Hi there, just wanted to continue that discussion

I'm a beginner on DBT, so I would just like to give my opinion from a "beginner" point of view.

Seeds

First I would like to point out that this would be useful for Seeds as well, consider the following simple use-case:

2 pipelines are being worked on, they target 2 different databases, A and B, this is the folder structure

data/a/calendar.csv
data/b/calendar.csv

The 2 pipelines target 2 different Databases, so their names do not clash when they run against the Warehouse. But A needs a different fiscal calendar than B.
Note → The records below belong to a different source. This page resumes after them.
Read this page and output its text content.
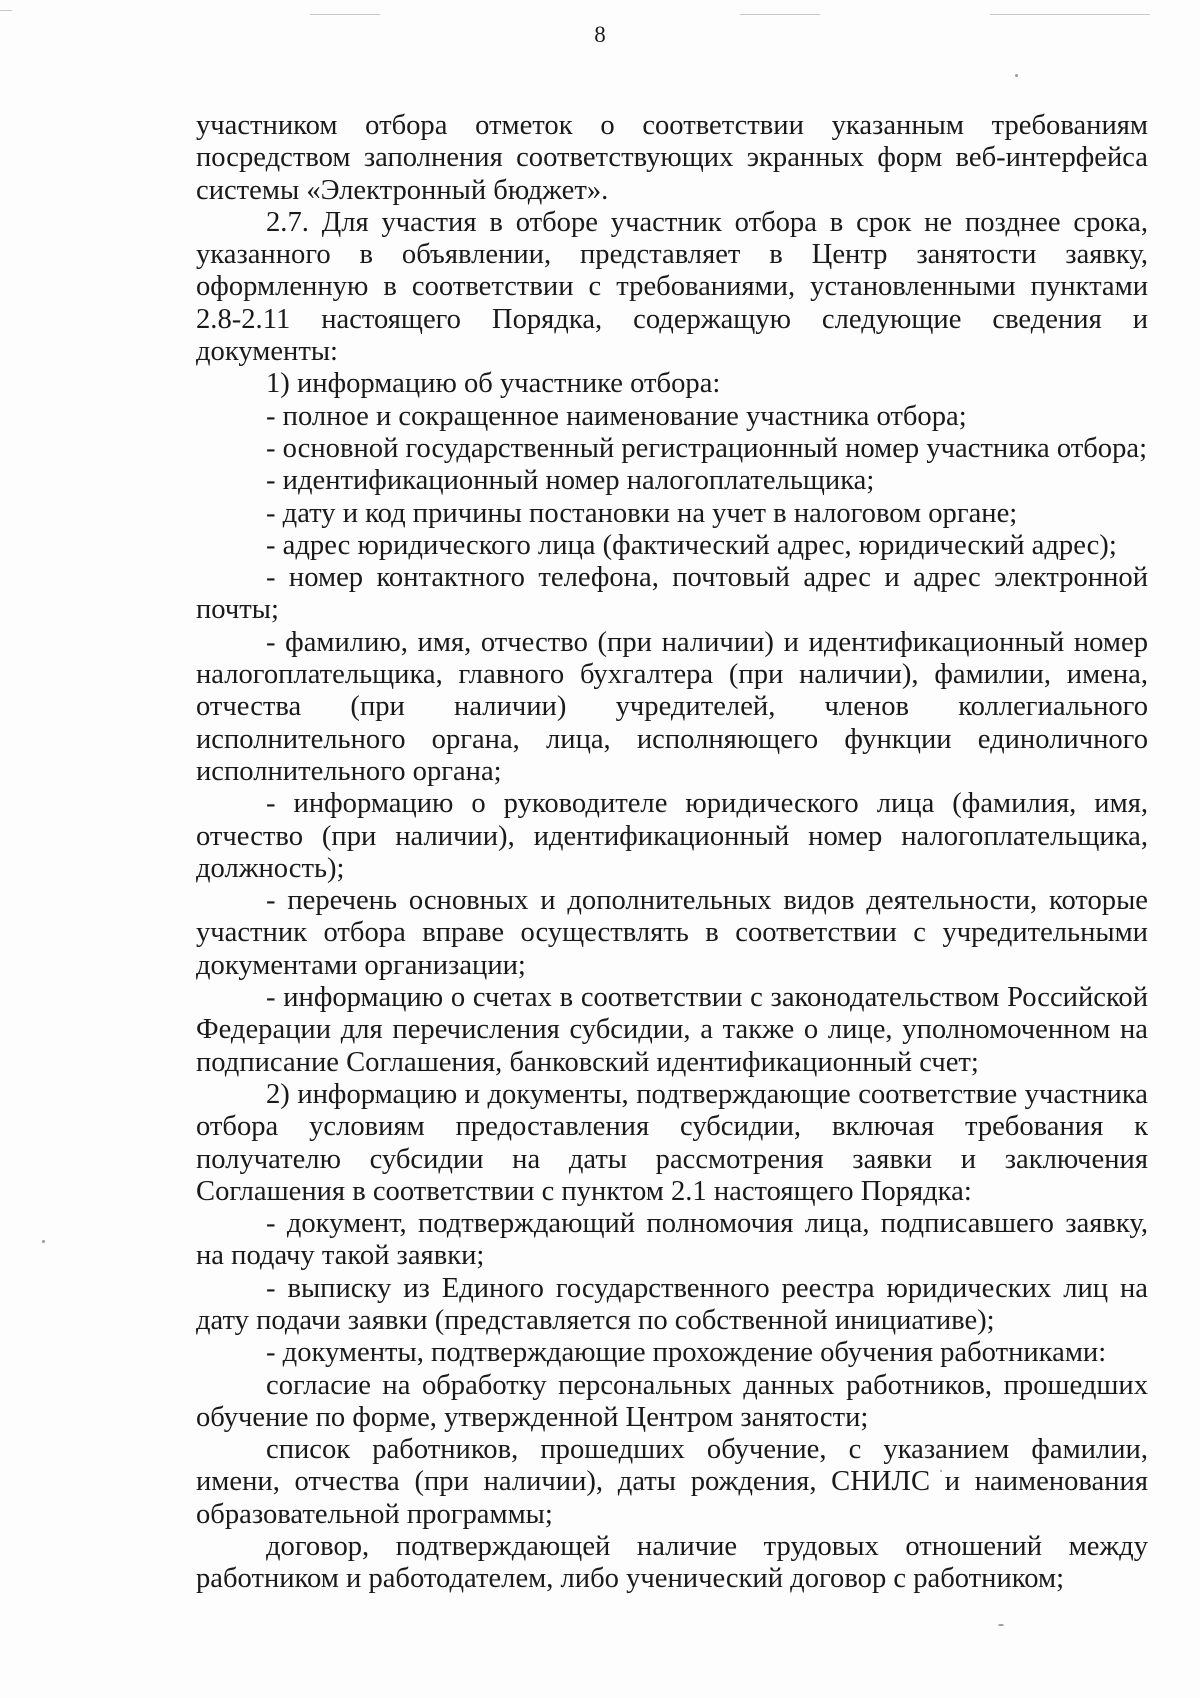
8

участником отбора отметок о соответствии указанным требованиям посредством заполнения соответствующих экранных форм веб-интерфейса системы «Электронный бюджет».

2.7. Для участия в отборе участник отбора в срок не позднее срока, указанного в объявлении, представляет в Центр занятости заявку, оформленную в соответствии с требованиями, установленными пунктами 2.8-2.11 настоящего Порядка, содержащую следующие сведения и документы:

1) информацию об участнике отбора:

- полное и сокращенное наименование участника отбора;

- основной государственный регистрационный номер участника отбора;

- идентификационный номер налогоплательщика;

- дату и код причины постановки на учет в налоговом органе;

- адрес юридического лица (фактический адрес, юридический адрес);

- номер контактного телефона, почтовый адрес и адрес электронной почты;

- фамилию, имя, отчество (при наличии) и идентификационный номер налогоплательщика, главного бухгалтера (при наличии), фамилии, имена, отчества (при наличии) учредителей, членов коллегиального исполнительного органа, лица, исполняющего функции единоличного исполнительного органа;

- информацию о руководителе юридического лица (фамилия, имя, отчество (при наличии), идентификационный номер налогоплательщика, должность);

- перечень основных и дополнительных видов деятельности, которые участник отбора вправе осуществлять в соответствии с учредительными документами организации;

- информацию о счетах в соответствии с законодательством Российской Федерации для перечисления субсидии, а также о лице, уполномоченном на подписание Соглашения, банковский идентификационный счет;

2) информацию и документы, подтверждающие соответствие участника отбора условиям предоставления субсидии, включая требования к получателю субсидии на даты рассмотрения заявки и заключения Соглашения в соответствии с пунктом 2.1 настоящего Порядка:

- документ, подтверждающий полномочия лица, подписавшего заявку, на подачу такой заявки;

- выписку из Единого государственного реестра юридических лиц на дату подачи заявки (представляется по собственной инициативе);

- документы, подтверждающие прохождение обучения работниками:

согласие на обработку персональных данных работников, прошедших обучение по форме, утвержденной Центром занятости;

список работников, прошедших обучение, с указанием фамилии, имени, отчества (при наличии), даты рождения, СНИЛС и наименования образовательной программы;

договор, подтверждающей наличие трудовых отношений между работником и работодателем, либо ученический договор с работником;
Now, as a beginner, my first intuition would be to use ref("my_proj", "a.calendar") because of the --select argument available to dbt seed

Sub projects

I think the "sub project" abstraction is quite hard to wrap my head around:

Now I need to look at the config to figure out if a directory has a special meaning?
What if I have a name clash in a large sub-project? Aren't we back to this issue?

Proposal

(I'm aware it's a summary/mix of some other solutions above)

Have the ability to call ref-able objects either by their full "module path" ref("my_proj", "a.calendar") or their name "excluding module" ref("my_proj", "calendar"), note that ref("a.calendar") or ref("calendar") should be valid if it's not ambiguous cross project
In the function to resolve the object, we would look at a.calendar and see that there aren't duplicate objects returned, in case calendar is used, we could return an Exception "Ambiguous ref: use either a.calendar or b.calendar" . I'm actually not familiar with how the code deals with ambiguous objects cross packages but I would imagine part of the logic could be re-used.
I'm not very experienced with the generated documentation, maybe we could display names of objects as full explicit references in case of ambiguity (perhaps by running a version of the above logic on all objects to be rendered), or just the object name otherwise. Again I'm not familiar with how ambiguous objects cross packages are rendered on the docs but it could inform implementation.

Pros:

Simplicity
No config change
Intuitive to beginners
Shielded against potential clashes of the sub-projects solution

Cons:

Can't assume uniqueness within a project
Need to introduce logic to detect ambiguous objects in modules

dmateusp on 8 Jul 2020

@drewbanin Where does this go from here? Is this the 'DBT extension proposal'? Do you need to make a BDFL pronouncement?

Was shocked to discover that this is an outstanding issue still. I've always used multiple packages with qualified refs and I guess just got lucky that I never repeated a model name.